From the city’s perspective, Crosstown Concourse has been not only a catalyst for development in the neighborhood, but also a hub of health, education, and arts, and a point of pride in how the city honors its past while reimagining its future. All of this is encapsulated in the fact that the head of the Memphis Convention and Visitors Bureau often starts his tours of the city by taking people to Crosstown Concourse. He believes experiencing a building that is owned by its users demonstrates the spirit of a city that belongs to its people.
Considerations
Crosstown Concourse attributes its success to various factors that aligned at the same time not only to make an ambitious project feasible but also to champion a creatively-led process.
- Harnessing Momentum: The development team behind the project was able to build on the infectious excitement in the city around envisioning its next era brought on in part by numerous large-scale development projects in its downtown, playoff appearances by the NBA team the Memphis Grizzlies, and the formation of a viral local campaign to “Choose 901” (the area code for Memphis).

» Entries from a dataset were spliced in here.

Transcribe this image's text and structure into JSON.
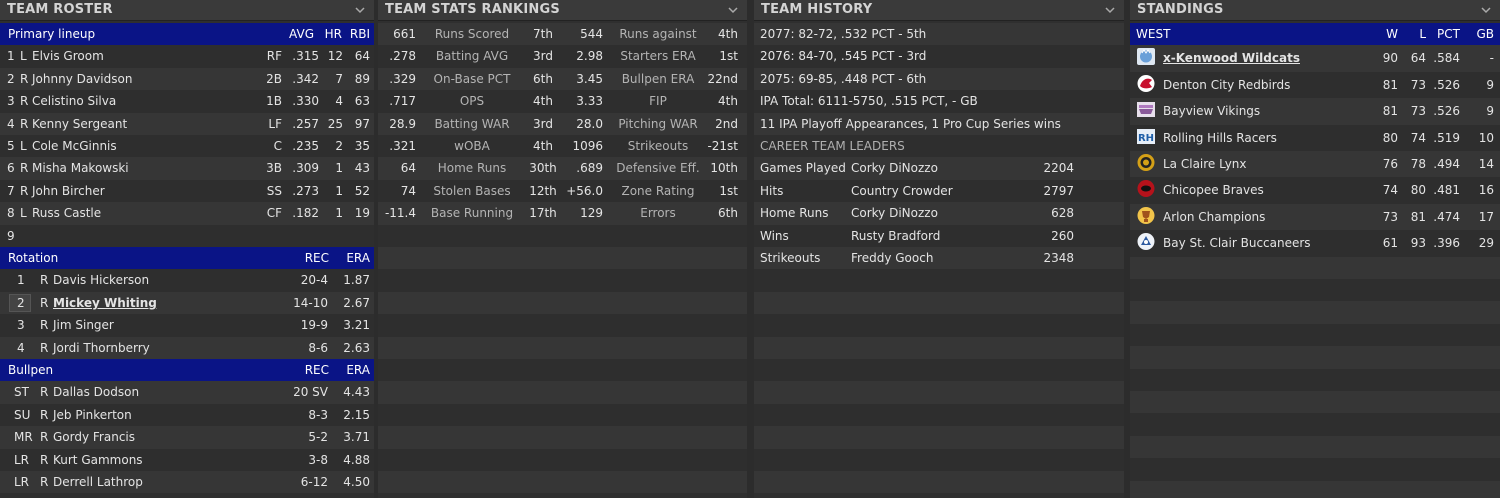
{
  "roster": {
    "title": "TEAM ROSTER",
    "lineup_header": {
      "label": "Primary lineup",
      "avg": "AVG",
      "hr": "HR",
      "rbi": "RBI"
    },
    "lineup": [
      {
        "num": "1",
        "hand": "L",
        "name": "Elvis Groom",
        "pos": "RF",
        "avg": ".315",
        "hr": "12",
        "rbi": "64"
      },
      {
        "num": "2",
        "hand": "R",
        "name": "Johnny Davidson",
        "pos": "2B",
        "avg": ".342",
        "hr": "7",
        "rbi": "89"
      },
      {
        "num": "3",
        "hand": "R",
        "name": "Celistino Silva",
        "pos": "1B",
        "avg": ".330",
        "hr": "4",
        "rbi": "63"
      },
      {
        "num": "4",
        "hand": "R",
        "name": "Kenny Sergeant",
        "pos": "LF",
        "avg": ".257",
        "hr": "25",
        "rbi": "97"
      },
      {
        "num": "5",
        "hand": "L",
        "name": "Cole McGinnis",
        "pos": "C",
        "avg": ".235",
        "hr": "2",
        "rbi": "35"
      },
      {
        "num": "6",
        "hand": "R",
        "name": "Misha Makowski",
        "pos": "3B",
        "avg": ".309",
        "hr": "1",
        "rbi": "43"
      },
      {
        "num": "7",
        "hand": "R",
        "name": "John Bircher",
        "pos": "SS",
        "avg": ".273",
        "hr": "1",
        "rbi": "52"
      },
      {
        "num": "8",
        "hand": "L",
        "name": "Russ Castle",
        "pos": "CF",
        "avg": ".182",
        "hr": "1",
        "rbi": "19"
      },
      {
        "num": "9",
        "hand": "",
        "name": "",
        "pos": "",
        "avg": "",
        "hr": "",
        "rbi": ""
      }
    ],
    "rotation_header": {
      "label": "Rotation",
      "rec": "REC",
      "era": "ERA"
    },
    "rotation": [
      {
        "num": "1",
        "hand": "R",
        "name": "Davis Hickerson",
        "rec": "20-4",
        "era": "1.87"
      },
      {
        "num": "2",
        "hand": "R",
        "name": "Mickey Whiting",
        "rec": "14-10",
        "era": "2.67"
      },
      {
        "num": "3",
        "hand": "R",
        "name": "Jim Singer",
        "rec": "19-9",
        "era": "3.21"
      },
      {
        "num": "4",
        "hand": "R",
        "name": "Jordi Thornberry",
        "rec": "8-6",
        "era": "2.63"
      }
    ],
    "bullpen_header": {
      "label": "Bullpen",
      "rec": "REC",
      "era": "ERA"
    },
    "bullpen": [
      {
        "role": "ST",
        "hand": "R",
        "name": "Dallas Dodson",
        "rec": "20 SV",
        "era": "4.43"
      },
      {
        "role": "SU",
        "hand": "R",
        "name": "Jeb Pinkerton",
        "rec": "8-3",
        "era": "2.15"
      },
      {
        "role": "MR",
        "hand": "R",
        "name": "Gordy Francis",
        "rec": "5-2",
        "era": "3.71"
      },
      {
        "role": "LR",
        "hand": "R",
        "name": "Kurt Gammons",
        "rec": "3-8",
        "era": "4.88"
      },
      {
        "role": "LR",
        "hand": "R",
        "name": "Derrell Lathrop",
        "rec": "6-12",
        "era": "4.50"
      }
    ]
  },
  "rankings": {
    "title": "TEAM STATS RANKINGS",
    "rows": [
      {
        "v1": "661",
        "l1": "Runs Scored",
        "r1": "7th",
        "v2": "544",
        "l2": "Runs against",
        "r2": "4th"
      },
      {
        "v1": ".278",
        "l1": "Batting AVG",
        "r1": "3rd",
        "v2": "2.98",
        "l2": "Starters ERA",
        "r2": "1st"
      },
      {
        "v1": ".329",
        "l1": "On-Base PCT",
        "r1": "6th",
        "v2": "3.45",
        "l2": "Bullpen ERA",
        "r2": "22nd"
      },
      {
        "v1": ".717",
        "l1": "OPS",
        "r1": "4th",
        "v2": "3.33",
        "l2": "FIP",
        "r2": "4th"
      },
      {
        "v1": "28.9",
        "l1": "Batting WAR",
        "r1": "3rd",
        "v2": "28.0",
        "l2": "Pitching WAR",
        "r2": "2nd"
      },
      {
        "v1": ".321",
        "l1": "wOBA",
        "r1": "4th",
        "v2": "1096",
        "l2": "Strikeouts",
        "r2": "-21st"
      },
      {
        "v1": "64",
        "l1": "Home Runs",
        "r1": "30th",
        "v2": ".689",
        "l2": "Defensive Eff.",
        "r2": "10th"
      },
      {
        "v1": "74",
        "l1": "Stolen Bases",
        "r1": "12th",
        "v2": "+56.0",
        "l2": "Zone Rating",
        "r2": "1st"
      },
      {
        "v1": "-11.4",
        "l1": "Base Running",
        "r1": "17th",
        "v2": "129",
        "l2": "Errors",
        "r2": "6th"
      }
    ]
  },
  "history": {
    "title": "TEAM HISTORY",
    "lines": [
      "2077: 82-72, .532 PCT - 5th",
      "2076: 84-70, .545 PCT - 3rd",
      "2075: 69-85, .448 PCT - 6th",
      "IPA Total: 6111-5750, .515 PCT, - GB",
      "11 IPA Playoff Appearances, 1 Pro Cup Series wins"
    ],
    "leaders_title": "CAREER TEAM LEADERS",
    "leaders": [
      {
        "cat": "Games Played",
        "name": "Corky DiNozzo",
        "val": "2204"
      },
      {
        "cat": "Hits",
        "name": "Country Crowder",
        "val": "2797"
      },
      {
        "cat": "Home Runs",
        "name": "Corky DiNozzo",
        "val": "628"
      },
      {
        "cat": "Wins",
        "name": "Rusty Bradford",
        "val": "260"
      },
      {
        "cat": "Strikeouts",
        "name": "Freddy Gooch",
        "val": "2348"
      }
    ]
  },
  "standings": {
    "title": "STANDINGS",
    "header": {
      "division": "WEST",
      "w": "W",
      "l": "L",
      "pct": "PCT",
      "gb": "GB"
    },
    "teams": [
      {
        "name": "x-Kenwood Wildcats",
        "w": "90",
        "l": "64",
        "pct": ".584",
        "gb": "-",
        "logo": "wildcat-logo-icon",
        "color": "#9cc2e6"
      },
      {
        "name": "Denton City Redbirds",
        "w": "81",
        "l": "73",
        "pct": ".526",
        "gb": "9",
        "logo": "redbird-logo-icon",
        "color": "#c8102e"
      },
      {
        "name": "Bayview Vikings",
        "w": "81",
        "l": "73",
        "pct": ".526",
        "gb": "9",
        "logo": "viking-logo-icon",
        "color": "#8a5a9a"
      },
      {
        "name": "Rolling Hills Racers",
        "w": "80",
        "l": "74",
        "pct": ".519",
        "gb": "10",
        "logo": "racers-logo-icon",
        "color": "#1f5fa8"
      },
      {
        "name": "La Claire Lynx",
        "w": "76",
        "l": "78",
        "pct": ".494",
        "gb": "14",
        "logo": "lynx-logo-icon",
        "color": "#d4a017"
      },
      {
        "name": "Chicopee Braves",
        "w": "74",
        "l": "80",
        "pct": ".481",
        "gb": "16",
        "logo": "braves-logo-icon",
        "color": "#b5121b"
      },
      {
        "name": "Arlon Champions",
        "w": "73",
        "l": "81",
        "pct": ".474",
        "gb": "17",
        "logo": "champions-logo-icon",
        "color": "#e0a020"
      },
      {
        "name": "Bay St. Clair Buccaneers",
        "w": "61",
        "l": "93",
        "pct": ".396",
        "gb": "29",
        "logo": "buccaneers-logo-icon",
        "color": "#2d5aa0"
      }
    ]
  },
  "colors": {
    "section_header": "#0a1486",
    "panel_bg": "#2f2f2f",
    "row_alt": "#363636"
  }
}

- Leveraging “Patient Capital”: In development, time is money. This means that creative placemaking around the original concept required patient capital. Funders who valued the creative process understood that in-depth discussions with the various voices and constituents were required to ensure the successful adoption of the building by the city and its residents.
- Honoring Your Roots: It is easy to underestimate the role of civic pride, but in the same way that the City of Memphis informed the reimagination of the Crosstown Concourse, the reactivation of the Sears building inspired city residents as well as additional projects in the city.
- Investing in Sustainable Thinking: According to the US Green Building Council, Crosstown Concourse is the largest LEED Platinum-certified historic adaptive reuse project in the world. What is the impact? It means five piles of coal the size of the Eiffel Tower are saved from being burned every single year (totaling more than 40 piles since the building opened its doors).
Point of Contact
Todd Richardson
President and CEO
Crosstown Redevelopment Cooperative Association, Inc.
Email: [email protected]
Who else is trying this?
- Brent Civic Centre (Wembley, UK): Streamlining Wembley Council’s civic and administrative activities while creating new community space for the neighborhood.
- Reimagining the Civic Commons (Akron, Chicago, Detroit, and Memphis, USA): Transforming various civic assets and public parks from places of untapped potential to places that “bridge differences, create increased and more equitably shared prosperity, and contribute solutions to some of the most pressing challenges of our time.”
- Promprylad (Ivano-Frankivsk, Ukraine): Reimagining a Soviet-era plant into a modern innovation center that is designed for the intersections of education, art, new economy, and urbanistics.